The first Rp25 coins were minted in 1971 as cupronickel coins. They had a 20 mm diameter, were 1.25 mm thick, weighed 3.52 g, and had a milled edge. Their obverse featured the lettering "BANK INDONESIA" and "25 RUPIAH" as well as two stars, while their reverse depicted an image of the Victoria crowned pigeon (Goura victoria) as well as the lettering "Rp25." These coins ceased to be legal tender on June 25, 2002, and were redeemable in general banks until 24 June 2007 and in Bank Indonesia offices until 24 June 2012.
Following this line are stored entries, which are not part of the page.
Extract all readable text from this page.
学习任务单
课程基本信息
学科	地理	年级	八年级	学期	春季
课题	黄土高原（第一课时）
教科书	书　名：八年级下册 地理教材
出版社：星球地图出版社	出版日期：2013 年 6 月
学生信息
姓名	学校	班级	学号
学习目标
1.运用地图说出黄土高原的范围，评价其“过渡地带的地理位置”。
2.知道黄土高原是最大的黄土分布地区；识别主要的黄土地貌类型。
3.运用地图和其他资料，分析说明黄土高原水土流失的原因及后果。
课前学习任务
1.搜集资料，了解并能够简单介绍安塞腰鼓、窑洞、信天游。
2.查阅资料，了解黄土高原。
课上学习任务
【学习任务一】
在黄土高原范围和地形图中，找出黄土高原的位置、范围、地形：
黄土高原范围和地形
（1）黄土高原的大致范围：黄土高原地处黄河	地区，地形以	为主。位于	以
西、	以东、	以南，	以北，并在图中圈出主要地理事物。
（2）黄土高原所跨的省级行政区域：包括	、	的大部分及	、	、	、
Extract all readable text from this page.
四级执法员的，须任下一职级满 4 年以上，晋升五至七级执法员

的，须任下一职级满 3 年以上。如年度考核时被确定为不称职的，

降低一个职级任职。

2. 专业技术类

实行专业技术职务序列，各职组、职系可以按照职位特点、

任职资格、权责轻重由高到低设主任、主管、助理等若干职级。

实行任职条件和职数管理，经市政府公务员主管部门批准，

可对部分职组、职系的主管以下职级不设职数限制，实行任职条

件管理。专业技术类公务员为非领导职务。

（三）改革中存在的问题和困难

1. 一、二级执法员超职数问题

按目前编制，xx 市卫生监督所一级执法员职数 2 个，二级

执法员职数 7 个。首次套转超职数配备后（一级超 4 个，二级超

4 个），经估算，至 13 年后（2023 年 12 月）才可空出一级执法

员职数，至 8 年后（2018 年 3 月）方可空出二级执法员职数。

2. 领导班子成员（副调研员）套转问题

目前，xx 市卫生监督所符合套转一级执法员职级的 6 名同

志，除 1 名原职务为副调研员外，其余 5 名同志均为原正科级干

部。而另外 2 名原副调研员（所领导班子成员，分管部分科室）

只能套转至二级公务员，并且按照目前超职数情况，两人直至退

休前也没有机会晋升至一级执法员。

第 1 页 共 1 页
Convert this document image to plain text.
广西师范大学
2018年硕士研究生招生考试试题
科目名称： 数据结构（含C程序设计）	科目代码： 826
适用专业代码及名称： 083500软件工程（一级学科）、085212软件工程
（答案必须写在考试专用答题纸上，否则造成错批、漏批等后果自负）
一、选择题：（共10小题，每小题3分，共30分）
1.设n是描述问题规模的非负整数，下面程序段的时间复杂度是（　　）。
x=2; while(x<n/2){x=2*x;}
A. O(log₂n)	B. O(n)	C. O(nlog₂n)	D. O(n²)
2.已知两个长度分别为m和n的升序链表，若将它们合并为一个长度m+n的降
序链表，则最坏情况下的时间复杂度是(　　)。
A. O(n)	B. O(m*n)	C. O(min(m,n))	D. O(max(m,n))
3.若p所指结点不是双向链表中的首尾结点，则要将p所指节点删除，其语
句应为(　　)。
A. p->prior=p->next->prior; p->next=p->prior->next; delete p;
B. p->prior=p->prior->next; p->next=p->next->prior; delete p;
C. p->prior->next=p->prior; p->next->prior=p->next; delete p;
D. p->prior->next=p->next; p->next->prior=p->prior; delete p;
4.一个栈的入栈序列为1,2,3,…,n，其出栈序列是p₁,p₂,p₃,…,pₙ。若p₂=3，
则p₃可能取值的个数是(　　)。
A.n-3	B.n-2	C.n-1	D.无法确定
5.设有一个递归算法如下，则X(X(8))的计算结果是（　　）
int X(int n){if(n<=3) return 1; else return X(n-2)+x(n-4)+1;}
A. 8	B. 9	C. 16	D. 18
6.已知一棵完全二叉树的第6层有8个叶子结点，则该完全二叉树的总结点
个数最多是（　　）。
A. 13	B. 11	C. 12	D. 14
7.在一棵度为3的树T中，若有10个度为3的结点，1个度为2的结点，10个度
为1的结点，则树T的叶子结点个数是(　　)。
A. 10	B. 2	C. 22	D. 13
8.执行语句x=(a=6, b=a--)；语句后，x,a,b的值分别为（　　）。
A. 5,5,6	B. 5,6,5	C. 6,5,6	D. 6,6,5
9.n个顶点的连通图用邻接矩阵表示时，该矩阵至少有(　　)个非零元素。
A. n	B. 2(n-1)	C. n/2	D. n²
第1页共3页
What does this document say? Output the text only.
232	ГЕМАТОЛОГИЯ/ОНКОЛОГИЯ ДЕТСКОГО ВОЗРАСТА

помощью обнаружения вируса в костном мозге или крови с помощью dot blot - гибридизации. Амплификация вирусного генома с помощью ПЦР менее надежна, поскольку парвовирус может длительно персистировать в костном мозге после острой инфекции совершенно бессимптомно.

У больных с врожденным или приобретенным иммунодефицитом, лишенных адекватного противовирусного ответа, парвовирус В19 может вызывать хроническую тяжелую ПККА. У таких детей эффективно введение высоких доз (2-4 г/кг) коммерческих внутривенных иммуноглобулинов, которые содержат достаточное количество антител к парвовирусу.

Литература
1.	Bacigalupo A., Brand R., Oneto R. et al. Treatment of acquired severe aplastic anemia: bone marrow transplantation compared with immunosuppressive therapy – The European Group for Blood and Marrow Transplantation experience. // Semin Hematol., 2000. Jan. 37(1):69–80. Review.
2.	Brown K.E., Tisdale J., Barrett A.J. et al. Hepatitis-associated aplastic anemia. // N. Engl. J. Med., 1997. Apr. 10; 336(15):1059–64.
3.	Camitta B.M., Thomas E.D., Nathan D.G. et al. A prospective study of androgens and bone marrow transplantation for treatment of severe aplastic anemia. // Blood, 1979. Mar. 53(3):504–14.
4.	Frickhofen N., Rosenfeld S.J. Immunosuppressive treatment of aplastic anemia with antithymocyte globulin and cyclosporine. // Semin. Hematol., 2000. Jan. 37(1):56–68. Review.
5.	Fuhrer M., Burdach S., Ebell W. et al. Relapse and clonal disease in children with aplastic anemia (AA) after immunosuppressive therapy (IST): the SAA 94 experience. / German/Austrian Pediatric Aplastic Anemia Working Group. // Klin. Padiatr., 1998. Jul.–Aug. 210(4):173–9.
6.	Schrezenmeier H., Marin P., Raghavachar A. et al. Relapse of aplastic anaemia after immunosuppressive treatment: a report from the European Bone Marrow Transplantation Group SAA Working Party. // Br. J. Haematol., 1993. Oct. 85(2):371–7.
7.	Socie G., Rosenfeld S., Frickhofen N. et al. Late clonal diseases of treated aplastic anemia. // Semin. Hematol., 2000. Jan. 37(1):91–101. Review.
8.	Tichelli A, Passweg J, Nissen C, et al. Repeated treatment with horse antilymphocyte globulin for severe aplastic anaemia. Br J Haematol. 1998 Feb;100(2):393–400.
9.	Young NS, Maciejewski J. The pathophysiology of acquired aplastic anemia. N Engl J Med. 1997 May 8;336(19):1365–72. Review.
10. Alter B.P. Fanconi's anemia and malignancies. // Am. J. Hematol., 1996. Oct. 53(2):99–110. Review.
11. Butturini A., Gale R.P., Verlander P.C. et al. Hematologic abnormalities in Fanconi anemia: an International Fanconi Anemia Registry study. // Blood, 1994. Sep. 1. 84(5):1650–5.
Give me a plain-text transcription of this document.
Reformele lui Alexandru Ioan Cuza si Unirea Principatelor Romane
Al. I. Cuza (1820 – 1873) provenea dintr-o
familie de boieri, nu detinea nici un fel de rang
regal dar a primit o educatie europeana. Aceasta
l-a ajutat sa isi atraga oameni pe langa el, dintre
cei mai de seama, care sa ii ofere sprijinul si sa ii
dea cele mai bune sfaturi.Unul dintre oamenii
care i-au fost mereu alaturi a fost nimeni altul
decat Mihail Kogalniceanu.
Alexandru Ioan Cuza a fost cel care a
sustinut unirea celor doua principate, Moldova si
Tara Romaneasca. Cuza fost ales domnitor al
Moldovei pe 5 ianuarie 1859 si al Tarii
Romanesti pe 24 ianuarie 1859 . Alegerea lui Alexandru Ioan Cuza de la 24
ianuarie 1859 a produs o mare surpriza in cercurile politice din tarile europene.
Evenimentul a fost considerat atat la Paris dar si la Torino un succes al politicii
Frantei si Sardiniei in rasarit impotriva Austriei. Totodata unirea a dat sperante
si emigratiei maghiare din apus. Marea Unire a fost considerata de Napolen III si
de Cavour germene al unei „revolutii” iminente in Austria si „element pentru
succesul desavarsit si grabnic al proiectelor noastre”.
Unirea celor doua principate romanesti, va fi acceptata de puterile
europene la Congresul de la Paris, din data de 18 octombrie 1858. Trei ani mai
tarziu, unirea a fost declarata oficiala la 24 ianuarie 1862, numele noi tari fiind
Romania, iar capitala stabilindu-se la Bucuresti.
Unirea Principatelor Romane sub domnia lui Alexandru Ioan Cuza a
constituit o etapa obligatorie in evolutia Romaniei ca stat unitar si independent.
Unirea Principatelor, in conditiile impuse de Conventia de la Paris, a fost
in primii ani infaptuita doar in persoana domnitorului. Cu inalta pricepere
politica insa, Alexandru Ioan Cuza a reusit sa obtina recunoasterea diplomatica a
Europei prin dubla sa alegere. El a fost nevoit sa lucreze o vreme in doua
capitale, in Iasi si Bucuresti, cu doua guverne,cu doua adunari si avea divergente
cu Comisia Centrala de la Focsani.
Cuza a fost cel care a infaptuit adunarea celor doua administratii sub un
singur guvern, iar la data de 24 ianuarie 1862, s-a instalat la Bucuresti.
==Second issue (1991-1996)==
The Bank of Indonesia revised the Rp25 coin for the second and last time on 16 December 1991, as an aluminum coin. It had an 18mm diameter, was 1.98mm thick, weighed 1.22g, and had a plain edge. Its obverse featured the national emblem Garuda Pancasila, the mint year (e.g., "1996"), and the lettering "BANK INDONESIA," while its reverse featured an image of a nutmeg plant (Myristica fragrans) as well as the lettering "Rp25" and "Buah Pala" (Nutmeg). These coins ceased to be legal tender on 31 August 2010, due to its extremely low value, which makes them undesirable for making transactions, and were redeemable in general banks until 30 August 2015 and in Bank Indonesia offices until 31 August 2020.